An alternative method to detect selection from genomic data goes back to Lewontin and Krakauer (1973). It is based on genetic diversity between subpopulations (demes) as measured by FST and follows a simple intuition: regions under diversifying selection should exhibit larger divergence among demes than neutral loci (high FST). Similarly, regions under uniform balancing selection in all demes should be less differentiated (low FST). More recently, these ideas have been developed into sophisticated statistical frameworks to detect selection from genome scans (for example, Beaumont and Nichols, 1996; Beaumont and Balding, 2004; Foll and Gaggiotti, 2008). Compared with the hitchhiking approach, the FST method focuses on a different selection scenario: diversifying local selection instead of population-wide positive selection. Consequently, one expects to detect partly complementary sets of candidate loci. The method was criticised early on by Robertson (1975) concerning robustness with respect to demography; however, recent theoretical considerations and a limited number of simulations have led to speculations that the method might be less vulnerable (Beaumont, 2005).

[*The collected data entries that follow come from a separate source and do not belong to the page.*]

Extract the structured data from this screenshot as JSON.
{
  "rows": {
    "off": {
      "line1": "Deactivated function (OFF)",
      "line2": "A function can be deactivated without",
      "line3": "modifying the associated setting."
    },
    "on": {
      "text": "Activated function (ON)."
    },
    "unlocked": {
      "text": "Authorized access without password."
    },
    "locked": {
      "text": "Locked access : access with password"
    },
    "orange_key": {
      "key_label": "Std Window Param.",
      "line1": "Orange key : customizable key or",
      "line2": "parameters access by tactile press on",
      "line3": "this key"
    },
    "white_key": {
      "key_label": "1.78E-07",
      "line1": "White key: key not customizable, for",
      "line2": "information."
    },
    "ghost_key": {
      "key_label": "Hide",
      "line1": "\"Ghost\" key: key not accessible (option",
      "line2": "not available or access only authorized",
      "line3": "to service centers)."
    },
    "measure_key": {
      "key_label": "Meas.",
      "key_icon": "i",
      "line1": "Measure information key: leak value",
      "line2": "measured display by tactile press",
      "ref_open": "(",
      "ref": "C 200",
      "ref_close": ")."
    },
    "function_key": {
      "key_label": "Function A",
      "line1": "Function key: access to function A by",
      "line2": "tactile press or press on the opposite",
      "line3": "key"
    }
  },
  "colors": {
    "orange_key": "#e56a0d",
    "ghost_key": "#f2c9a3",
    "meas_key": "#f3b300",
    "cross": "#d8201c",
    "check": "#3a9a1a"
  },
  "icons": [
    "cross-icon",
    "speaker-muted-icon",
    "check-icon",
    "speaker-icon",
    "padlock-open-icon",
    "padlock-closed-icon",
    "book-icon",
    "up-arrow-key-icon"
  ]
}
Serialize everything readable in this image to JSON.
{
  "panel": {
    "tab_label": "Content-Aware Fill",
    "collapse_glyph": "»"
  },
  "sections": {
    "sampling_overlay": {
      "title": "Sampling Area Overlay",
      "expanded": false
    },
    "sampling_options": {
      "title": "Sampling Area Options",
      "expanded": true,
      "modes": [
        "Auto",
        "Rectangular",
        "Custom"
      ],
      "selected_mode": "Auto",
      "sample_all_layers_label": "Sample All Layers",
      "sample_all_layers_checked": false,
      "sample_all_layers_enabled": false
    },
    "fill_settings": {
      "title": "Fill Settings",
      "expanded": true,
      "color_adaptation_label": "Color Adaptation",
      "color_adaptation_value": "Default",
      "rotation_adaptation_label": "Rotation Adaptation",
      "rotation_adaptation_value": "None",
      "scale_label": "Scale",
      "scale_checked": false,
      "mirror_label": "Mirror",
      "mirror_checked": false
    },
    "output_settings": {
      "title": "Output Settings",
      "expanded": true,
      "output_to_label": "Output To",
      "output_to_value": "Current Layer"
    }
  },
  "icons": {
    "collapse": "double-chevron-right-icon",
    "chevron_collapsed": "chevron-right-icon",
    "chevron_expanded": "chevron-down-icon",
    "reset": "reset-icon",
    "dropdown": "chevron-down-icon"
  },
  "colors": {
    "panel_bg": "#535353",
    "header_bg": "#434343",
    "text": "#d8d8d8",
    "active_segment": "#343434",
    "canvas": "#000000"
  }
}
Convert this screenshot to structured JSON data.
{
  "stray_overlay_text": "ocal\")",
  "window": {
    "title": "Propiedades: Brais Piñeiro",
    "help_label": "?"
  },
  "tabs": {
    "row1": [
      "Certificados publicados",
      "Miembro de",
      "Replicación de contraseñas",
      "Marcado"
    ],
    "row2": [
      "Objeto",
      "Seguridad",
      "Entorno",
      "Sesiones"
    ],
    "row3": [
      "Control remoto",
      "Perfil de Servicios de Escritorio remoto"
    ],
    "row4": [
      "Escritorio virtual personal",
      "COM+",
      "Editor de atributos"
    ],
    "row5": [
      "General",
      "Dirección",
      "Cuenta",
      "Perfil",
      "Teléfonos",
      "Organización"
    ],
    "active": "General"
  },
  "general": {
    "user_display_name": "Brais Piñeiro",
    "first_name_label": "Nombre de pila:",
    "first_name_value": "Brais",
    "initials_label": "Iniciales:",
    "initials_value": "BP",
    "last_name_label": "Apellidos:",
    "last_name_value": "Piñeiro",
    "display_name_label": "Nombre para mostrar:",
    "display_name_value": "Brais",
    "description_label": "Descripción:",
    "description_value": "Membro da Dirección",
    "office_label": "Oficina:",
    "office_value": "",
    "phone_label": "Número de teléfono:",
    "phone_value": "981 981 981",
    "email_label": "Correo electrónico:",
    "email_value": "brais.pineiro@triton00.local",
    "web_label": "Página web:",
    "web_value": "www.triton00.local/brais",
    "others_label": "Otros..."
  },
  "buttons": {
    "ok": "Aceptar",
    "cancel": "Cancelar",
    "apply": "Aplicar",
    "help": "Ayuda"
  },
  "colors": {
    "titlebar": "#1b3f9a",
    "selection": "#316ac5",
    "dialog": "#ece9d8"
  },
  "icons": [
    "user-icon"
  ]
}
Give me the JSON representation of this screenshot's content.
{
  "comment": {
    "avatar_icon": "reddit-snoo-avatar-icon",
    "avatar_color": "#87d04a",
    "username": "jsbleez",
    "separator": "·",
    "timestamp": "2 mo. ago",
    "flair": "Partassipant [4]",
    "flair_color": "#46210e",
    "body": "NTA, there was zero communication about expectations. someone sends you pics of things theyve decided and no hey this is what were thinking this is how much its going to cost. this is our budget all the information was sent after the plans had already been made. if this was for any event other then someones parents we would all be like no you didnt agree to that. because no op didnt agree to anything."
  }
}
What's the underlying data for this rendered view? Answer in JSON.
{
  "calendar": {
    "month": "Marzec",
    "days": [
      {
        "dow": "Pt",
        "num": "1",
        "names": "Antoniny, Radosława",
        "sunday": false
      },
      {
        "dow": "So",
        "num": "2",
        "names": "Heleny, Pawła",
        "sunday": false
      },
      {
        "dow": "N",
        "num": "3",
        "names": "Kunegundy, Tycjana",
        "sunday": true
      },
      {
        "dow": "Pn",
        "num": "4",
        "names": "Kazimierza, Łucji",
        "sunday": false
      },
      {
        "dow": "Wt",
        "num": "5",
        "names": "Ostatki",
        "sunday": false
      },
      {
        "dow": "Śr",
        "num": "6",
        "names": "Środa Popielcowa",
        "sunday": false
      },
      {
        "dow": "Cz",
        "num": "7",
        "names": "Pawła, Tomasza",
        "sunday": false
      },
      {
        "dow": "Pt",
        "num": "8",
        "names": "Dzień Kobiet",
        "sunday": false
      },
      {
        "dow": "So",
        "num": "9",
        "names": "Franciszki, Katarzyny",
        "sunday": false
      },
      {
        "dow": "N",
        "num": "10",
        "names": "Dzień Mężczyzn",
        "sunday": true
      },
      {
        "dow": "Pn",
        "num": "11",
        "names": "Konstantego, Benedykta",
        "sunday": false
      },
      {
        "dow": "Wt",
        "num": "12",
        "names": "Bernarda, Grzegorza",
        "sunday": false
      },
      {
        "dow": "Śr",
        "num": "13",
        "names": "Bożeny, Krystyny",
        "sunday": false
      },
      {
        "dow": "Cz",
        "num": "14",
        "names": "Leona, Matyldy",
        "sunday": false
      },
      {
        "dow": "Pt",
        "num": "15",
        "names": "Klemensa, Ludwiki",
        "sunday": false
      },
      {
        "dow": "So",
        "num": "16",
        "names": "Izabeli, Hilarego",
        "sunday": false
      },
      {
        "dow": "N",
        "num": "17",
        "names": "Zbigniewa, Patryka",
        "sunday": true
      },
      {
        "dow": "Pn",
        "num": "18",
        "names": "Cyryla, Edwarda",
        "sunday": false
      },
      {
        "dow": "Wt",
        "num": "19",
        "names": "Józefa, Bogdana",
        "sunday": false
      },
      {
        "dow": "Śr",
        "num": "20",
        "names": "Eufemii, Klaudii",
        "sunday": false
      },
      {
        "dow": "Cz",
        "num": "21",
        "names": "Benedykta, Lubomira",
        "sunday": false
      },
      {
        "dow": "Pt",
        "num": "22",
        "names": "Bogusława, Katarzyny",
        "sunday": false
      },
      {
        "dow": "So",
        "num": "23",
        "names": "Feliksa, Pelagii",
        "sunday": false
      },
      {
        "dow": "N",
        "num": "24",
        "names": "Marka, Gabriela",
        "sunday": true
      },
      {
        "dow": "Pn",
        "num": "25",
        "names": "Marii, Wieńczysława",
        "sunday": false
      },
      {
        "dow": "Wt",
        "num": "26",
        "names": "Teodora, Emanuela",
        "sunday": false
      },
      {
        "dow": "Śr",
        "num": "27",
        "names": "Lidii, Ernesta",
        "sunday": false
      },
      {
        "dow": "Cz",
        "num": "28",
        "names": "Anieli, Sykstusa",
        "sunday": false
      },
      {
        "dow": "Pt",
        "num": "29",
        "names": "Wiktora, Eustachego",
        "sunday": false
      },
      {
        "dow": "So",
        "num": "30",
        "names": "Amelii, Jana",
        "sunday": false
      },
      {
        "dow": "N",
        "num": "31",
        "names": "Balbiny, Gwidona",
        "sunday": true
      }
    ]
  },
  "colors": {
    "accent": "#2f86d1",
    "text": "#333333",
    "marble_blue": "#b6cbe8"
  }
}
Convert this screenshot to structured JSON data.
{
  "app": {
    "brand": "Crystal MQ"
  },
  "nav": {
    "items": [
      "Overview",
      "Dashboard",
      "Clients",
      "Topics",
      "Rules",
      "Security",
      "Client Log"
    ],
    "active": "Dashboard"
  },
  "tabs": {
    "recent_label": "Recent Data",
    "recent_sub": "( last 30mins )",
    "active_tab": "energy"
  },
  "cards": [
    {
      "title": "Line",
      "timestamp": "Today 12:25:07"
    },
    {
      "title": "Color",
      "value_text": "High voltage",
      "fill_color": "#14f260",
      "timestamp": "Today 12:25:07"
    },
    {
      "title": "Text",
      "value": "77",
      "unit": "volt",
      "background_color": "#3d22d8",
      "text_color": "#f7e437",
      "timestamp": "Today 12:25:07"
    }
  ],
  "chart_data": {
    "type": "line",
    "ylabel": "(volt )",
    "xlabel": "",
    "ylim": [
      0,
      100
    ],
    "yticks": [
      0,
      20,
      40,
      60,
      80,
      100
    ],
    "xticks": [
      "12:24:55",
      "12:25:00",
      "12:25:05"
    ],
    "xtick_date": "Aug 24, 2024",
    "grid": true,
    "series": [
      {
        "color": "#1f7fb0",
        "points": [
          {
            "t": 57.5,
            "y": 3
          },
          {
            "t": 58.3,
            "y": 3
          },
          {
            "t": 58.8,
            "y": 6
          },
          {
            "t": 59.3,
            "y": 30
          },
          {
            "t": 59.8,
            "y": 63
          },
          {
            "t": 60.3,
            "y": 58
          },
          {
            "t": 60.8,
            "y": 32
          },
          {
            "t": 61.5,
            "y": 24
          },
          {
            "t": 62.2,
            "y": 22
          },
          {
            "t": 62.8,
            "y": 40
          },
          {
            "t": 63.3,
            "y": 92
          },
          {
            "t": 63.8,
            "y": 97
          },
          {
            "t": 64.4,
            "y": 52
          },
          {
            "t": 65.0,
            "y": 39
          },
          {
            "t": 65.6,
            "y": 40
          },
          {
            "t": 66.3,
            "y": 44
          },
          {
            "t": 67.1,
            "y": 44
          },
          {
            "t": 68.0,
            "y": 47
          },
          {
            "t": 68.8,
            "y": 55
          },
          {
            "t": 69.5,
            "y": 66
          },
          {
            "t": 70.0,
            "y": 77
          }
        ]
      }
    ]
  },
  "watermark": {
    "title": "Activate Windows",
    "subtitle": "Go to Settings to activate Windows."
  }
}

With the new work by Excoffier et al. (2009), this issue can be considered as settled. The authors convincingly establish a neutral model with hierarchical population structure as the ‘bottleneck scenario’ of the FST based approach. The reason is analogous to the case of sweeps and bottlenecks: due to hierarchical structure (and similarly due to range expansion or sequential population splits and mergers) different demes draw from different migrant pools, leading to higher levels of variance in FST than expected under an island model. To avoid excessive false positives, knowledge about the population structure needs to be built into the null distribution of FST that is used. For a hierarchical model, Excoffier et al. (2009) show how this can be done. The results are drastic—and sobering. In their re-analysis of human STR data, introduction of hierarchical structure based on five previously established geographic regions reduces the frequency of selection candidates from 23% (Foll and Gaggiotti, 2008) to no more than expected by chance (that is, comparable with the 1% significance level applied).

What do these results imply? Certainly that many numbers in published studies are up for revision. But not necessarily that selection is rare. The problem is that our knowledge about false negatives is even more rudimentary than about false positives. For panmictic populations, the power of many tests to detect selection is known to be rather low. For a structured population, this information is basically missing. Realistic models of selection should further account for local adaptation, adaptation from standing genetic variation or interference among selected loci. It will be important to characterize the expected genomic footprints under realistic scenarios in much more detail and to construct adequate (combinations of) summary statistics to detect the resulting footprints against the background of demographic noise. The good news is that method development for selection mapping has not yet been pushed to its limits. In that sense, the contribution by Excoffier et al. (2009) is a valuable step on a longer road.